Photographer Christ Chávez had never been to a powwow before attending The Austin Powwow last year to capture the festivities for our November issue. He counts the experience as one of the most memorable assignments in the five years he’s shot photos for us. Beyond the great food and friendly people, the music and dancing made the strongest impression. “After I left, the beating of the drums repeated in my head for the rest of the night,” he says. “It was very calming and beautiful.”
This month’s cover photo of one of the dancers, Tyra Tsosie, leads off our Year in Photos—a package of our favorite images that didn’t make it into the magazine this year. Tsosie, 26, started dancing at 8 years old after her grandmother gifted her a jingle dress. Used in the women’s jingle dress dance at the powwow, the dress represents the rainfall that replenishes the earth. “The jingle is believed to be a healing and prayer dance,” Tsosie says. “Jingle dress dancers pray for the healing of a loved one or for those who can’t dance.”

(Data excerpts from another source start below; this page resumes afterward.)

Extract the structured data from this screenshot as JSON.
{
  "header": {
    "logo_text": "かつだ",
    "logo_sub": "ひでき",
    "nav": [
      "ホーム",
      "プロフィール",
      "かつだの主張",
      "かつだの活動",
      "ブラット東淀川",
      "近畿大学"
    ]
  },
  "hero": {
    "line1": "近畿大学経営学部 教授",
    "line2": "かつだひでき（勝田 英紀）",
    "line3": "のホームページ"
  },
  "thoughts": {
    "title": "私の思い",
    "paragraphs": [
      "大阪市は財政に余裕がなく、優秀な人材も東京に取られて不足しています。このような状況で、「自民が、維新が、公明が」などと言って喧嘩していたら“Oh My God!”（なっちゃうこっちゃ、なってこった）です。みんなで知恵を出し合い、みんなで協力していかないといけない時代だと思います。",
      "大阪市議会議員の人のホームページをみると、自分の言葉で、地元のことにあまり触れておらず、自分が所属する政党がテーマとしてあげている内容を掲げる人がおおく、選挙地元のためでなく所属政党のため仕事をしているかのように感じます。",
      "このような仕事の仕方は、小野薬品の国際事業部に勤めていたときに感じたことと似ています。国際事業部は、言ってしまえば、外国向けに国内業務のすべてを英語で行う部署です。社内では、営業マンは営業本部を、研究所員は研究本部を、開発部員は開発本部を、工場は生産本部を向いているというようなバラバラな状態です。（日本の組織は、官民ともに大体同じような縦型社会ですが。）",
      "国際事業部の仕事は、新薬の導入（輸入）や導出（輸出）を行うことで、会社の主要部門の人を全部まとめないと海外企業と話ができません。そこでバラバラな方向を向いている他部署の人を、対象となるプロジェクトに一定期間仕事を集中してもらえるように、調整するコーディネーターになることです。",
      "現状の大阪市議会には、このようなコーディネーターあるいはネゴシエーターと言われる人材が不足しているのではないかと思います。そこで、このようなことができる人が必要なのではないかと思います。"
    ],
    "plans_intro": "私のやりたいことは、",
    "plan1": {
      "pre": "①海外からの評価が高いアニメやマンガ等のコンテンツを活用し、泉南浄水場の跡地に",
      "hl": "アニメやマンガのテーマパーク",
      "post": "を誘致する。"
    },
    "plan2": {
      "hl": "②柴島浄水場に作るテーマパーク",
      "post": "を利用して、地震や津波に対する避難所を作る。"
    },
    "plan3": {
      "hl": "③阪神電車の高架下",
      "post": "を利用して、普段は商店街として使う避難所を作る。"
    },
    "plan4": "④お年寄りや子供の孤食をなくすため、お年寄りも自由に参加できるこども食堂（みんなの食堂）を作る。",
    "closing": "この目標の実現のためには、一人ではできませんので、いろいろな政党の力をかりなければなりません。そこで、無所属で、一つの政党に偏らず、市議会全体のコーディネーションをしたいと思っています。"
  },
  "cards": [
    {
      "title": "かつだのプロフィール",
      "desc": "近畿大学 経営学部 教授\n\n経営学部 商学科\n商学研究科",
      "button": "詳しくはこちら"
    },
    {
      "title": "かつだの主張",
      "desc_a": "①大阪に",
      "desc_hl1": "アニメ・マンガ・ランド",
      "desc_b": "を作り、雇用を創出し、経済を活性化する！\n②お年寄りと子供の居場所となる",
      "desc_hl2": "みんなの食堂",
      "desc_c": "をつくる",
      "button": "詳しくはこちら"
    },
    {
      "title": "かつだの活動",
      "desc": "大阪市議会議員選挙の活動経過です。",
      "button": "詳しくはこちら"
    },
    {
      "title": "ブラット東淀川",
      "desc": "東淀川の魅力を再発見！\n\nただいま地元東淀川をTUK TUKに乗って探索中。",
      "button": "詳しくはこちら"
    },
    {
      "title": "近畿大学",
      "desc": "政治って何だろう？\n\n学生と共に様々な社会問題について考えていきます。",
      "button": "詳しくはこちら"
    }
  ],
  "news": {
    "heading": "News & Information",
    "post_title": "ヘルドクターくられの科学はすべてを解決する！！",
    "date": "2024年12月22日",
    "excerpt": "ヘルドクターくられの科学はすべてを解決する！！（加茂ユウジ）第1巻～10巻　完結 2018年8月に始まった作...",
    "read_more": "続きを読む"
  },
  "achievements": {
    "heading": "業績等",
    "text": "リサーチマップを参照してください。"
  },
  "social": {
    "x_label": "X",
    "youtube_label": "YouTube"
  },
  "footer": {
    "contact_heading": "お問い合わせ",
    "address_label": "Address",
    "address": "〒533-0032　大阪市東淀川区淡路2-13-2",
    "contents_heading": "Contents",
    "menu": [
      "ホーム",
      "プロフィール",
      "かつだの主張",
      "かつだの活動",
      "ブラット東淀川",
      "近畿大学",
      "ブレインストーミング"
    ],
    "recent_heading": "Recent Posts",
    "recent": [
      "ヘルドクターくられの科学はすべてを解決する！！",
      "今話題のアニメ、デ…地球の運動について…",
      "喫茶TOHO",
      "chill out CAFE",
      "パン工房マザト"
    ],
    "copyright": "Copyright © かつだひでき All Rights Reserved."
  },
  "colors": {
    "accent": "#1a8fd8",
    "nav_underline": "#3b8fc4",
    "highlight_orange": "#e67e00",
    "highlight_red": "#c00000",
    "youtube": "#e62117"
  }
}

Another photo of Chávez’s included in our compilation is an outtake from an eventful citrus shoot in the Rio Grande Valley. The El Paso-based photographer was set to fly to the Valley when the Jan. 31 ice storm hit and airports were shut down. The Mission farmer he was supposed to meet was worried he was going to lose much of his orange and grapefruit crop. Luckily, the farmer’s losses were minimal, and Chávez was able to make the trip in February. Once there, he met many locals who suggested additional farms to visit; even the waitress at La Fogata had a name of a family who grew saplings. He also got to sample grapefruit pie at one of the farms, which he was happy to report was not bitter or sour but “so delicious.” The resulting photo was so appetizing that readers asked for the recipe.